Roscosmos set to resume Glonass talks with United States - newspaper

The Federal Space Agency (Roscosmos) is set to resume negotiations on the possible deployment of Glonass global navigation satellite system elements in the United States, the newspaper Izvestia wrote on Tuesday.

The Federal Space Agency (Roscosmos) is set to resume negotiations on the possible deployment of Glonass global navigation satellite system elements in the United States, the newspaper Izvestia wrote on Tuesday.

"Roscosmos has done paperwork for the Americans and have filed the documents with the Foreign Ministry. They [the documents] state that our countries have made big progress in bilateral relations and this success should be developed for the sake of partnership and public interests. They propose to resume the consultations shortly and to pursue the path chosen earlier," a well-informed source in Roscosmos told the newspaper.

Earlier the sides agreed that the program would have three stages, he said. Stage I stipulates a real-time exchange of data from observation stations. Stage II suggests a broader option in the case the data is not sufficient: additional equipment may be installed at the request of a side so that the other side has more data. Stage III is the deployment of full-scale Glonass stations on the U.S. territory and similar steps of Russia.

The negotiations on cooperation in satellite navigation came to a halt amid the general exacerbation of Russia-U.S. relations, but the Americans continued to receive GPS data from stations deployed on the Russian territory.

"That equipment was brought to Russia and installed in the early 1990s consistent with the intergovernmental agreement on economic and technical cooperation, which contains a provision about cooperation in observational seismology," Russian Academy of Sciences Geophysical Service Director Alexei Malovichko told Izvestia.

Russia uses GPS equipment for monitoring slow motions of the Earth surface, he said.

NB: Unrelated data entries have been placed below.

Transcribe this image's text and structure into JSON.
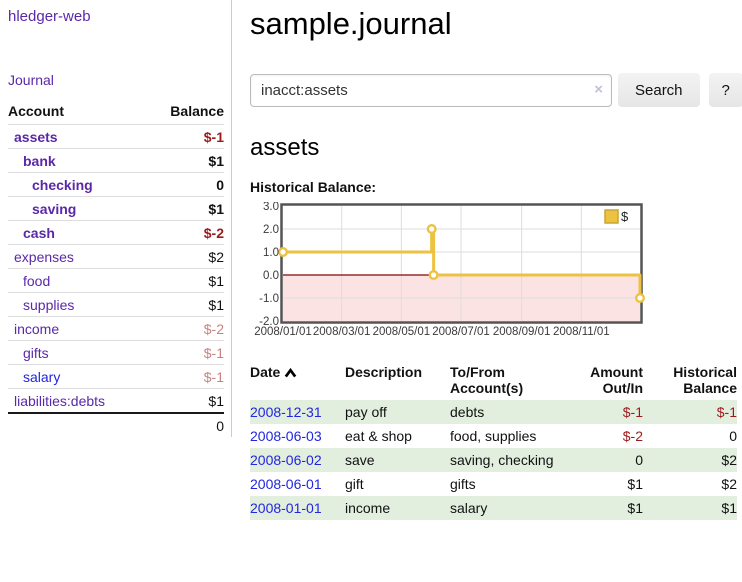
{
  "app": {
    "brand": "hledger-web"
  },
  "sidebar": {
    "nav": {
      "journal": "Journal"
    },
    "columns": {
      "account": "Account",
      "balance": "Balance"
    },
    "accounts": [
      {
        "name": "assets",
        "depth": 1,
        "bold": true,
        "balance": "$-1",
        "balance_style": "neg-strong",
        "link_color": "purple"
      },
      {
        "name": "bank",
        "depth": 2,
        "bold": true,
        "balance": "$1",
        "balance_style": "pos",
        "link_color": "purple"
      },
      {
        "name": "checking",
        "depth": 3,
        "bold": true,
        "balance": "0",
        "balance_style": "pos",
        "link_color": "purple"
      },
      {
        "name": "saving",
        "depth": 3,
        "bold": true,
        "balance": "$1",
        "balance_style": "pos",
        "link_color": "purple"
      },
      {
        "name": "cash",
        "depth": 2,
        "bold": true,
        "balance": "$-2",
        "balance_style": "neg-strong",
        "link_color": "purple"
      },
      {
        "name": "expenses",
        "depth": 1,
        "bold": false,
        "balance": "$2",
        "balance_style": "pos",
        "link_color": "purple"
      },
      {
        "name": "food",
        "depth": 2,
        "bold": false,
        "balance": "$1",
        "balance_style": "pos",
        "link_color": "purple"
      },
      {
        "name": "supplies",
        "depth": 2,
        "bold": false,
        "balance": "$1",
        "balance_style": "pos",
        "link_color": "purple"
      },
      {
        "name": "income",
        "depth": 1,
        "bold": false,
        "balance": "$-2",
        "balance_style": "neg-soft",
        "link_color": "purple"
      },
      {
        "name": "gifts",
        "depth": 2,
        "bold": false,
        "balance": "$-1",
        "balance_style": "neg-soft",
        "link_color": "purple"
      },
      {
        "name": "salary",
        "depth": 2,
        "bold": false,
        "balance": "$-1",
        "balance_style": "neg-soft",
        "link_color": "blue"
      },
      {
        "name": "liabilities:debts",
        "depth": 1,
        "bold": false,
        "balance": "$1",
        "balance_style": "pos",
        "link_color": "purple"
      }
    ],
    "total": "0"
  },
  "header": {
    "title": "sample.journal"
  },
  "search": {
    "value": "inacct:assets",
    "clear_icon": "×",
    "button_label": "Search",
    "help_label": "?"
  },
  "register": {
    "heading": "assets",
    "chart_title": "Historical Balance:"
  },
  "chart_data": {
    "type": "line",
    "subtype": "step",
    "title": "Historical Balance",
    "series": [
      {
        "name": "$",
        "color": "#EDC240",
        "points": [
          [
            "2008-01-01",
            1
          ],
          [
            "2008-06-01",
            2
          ],
          [
            "2008-06-03",
            0
          ],
          [
            "2008-12-31",
            -1
          ]
        ]
      }
    ],
    "ylim": [
      -2,
      3
    ],
    "yticks": [
      "3.0",
      "2.0",
      "1.0",
      "0.0",
      "-1.0",
      "-2.0"
    ],
    "xticks": [
      "2008/01/01",
      "2008/03/01",
      "2008/05/01",
      "2008/07/01",
      "2008/09/01",
      "2008/11/01"
    ],
    "x_range": [
      "2008-01-01",
      "2008-12-31"
    ],
    "grid": true,
    "legend_position": "top-right",
    "legend_label": "$",
    "colors": {
      "line": "#EDC240",
      "marker_fill": "#ffffff",
      "negative_region": "#fbe3e3",
      "zero_line": "#8b0000",
      "gridline": "#dddddd",
      "plot_border": "#545454",
      "tick_text": "#3a3a3a"
    }
  },
  "table": {
    "headers": {
      "date": "Date",
      "description": "Description",
      "accounts": "To/From Account(s)",
      "amount": "Amount Out/In",
      "balance": "Historical Balance"
    },
    "sort": {
      "column": "date",
      "direction": "asc",
      "icon": "chevron-up"
    },
    "rows": [
      {
        "date": "2008-12-31",
        "description": "pay off",
        "accounts": "debts",
        "amount": "$-1",
        "amount_neg": true,
        "balance": "$-1",
        "balance_neg": true,
        "stripe": true
      },
      {
        "date": "2008-06-03",
        "description": "eat & shop",
        "accounts": "food, supplies",
        "amount": "$-2",
        "amount_neg": true,
        "balance": "0",
        "balance_neg": false,
        "stripe": false
      },
      {
        "date": "2008-06-02",
        "description": "save",
        "accounts": "saving, checking",
        "amount": "0",
        "amount_neg": false,
        "balance": "$2",
        "balance_neg": false,
        "stripe": true
      },
      {
        "date": "2008-06-01",
        "description": "gift",
        "accounts": "gifts",
        "amount": "$1",
        "amount_neg": false,
        "balance": "$2",
        "balance_neg": false,
        "stripe": false
      },
      {
        "date": "2008-01-01",
        "description": "income",
        "accounts": "salary",
        "amount": "$1",
        "amount_neg": false,
        "balance": "$1",
        "balance_neg": false,
        "stripe": true
      }
    ]
  }
}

Malovichko said his organization had not been ordered to disconnect the GPS stations. "If the order is given, we will disconnect nothing. But the Americans will stop receiving measurements in the real-time mode," he added.

Meanwhile, Russian Foreign Ministry information and press department deputy director Yuri Materiy could not say whether the dialogue resumption offer of Roscosmos had been conveyed to the U.S. Department of State.

Izvestia recalled the initial plans of Roscosmos to open about 50 data collection stations in over 30 states, including five stations in the United States (Honolulu, Guam, Denver, Los Angeles and Greenbelt), one in Germany, one in Canada, one in France and one in Japan.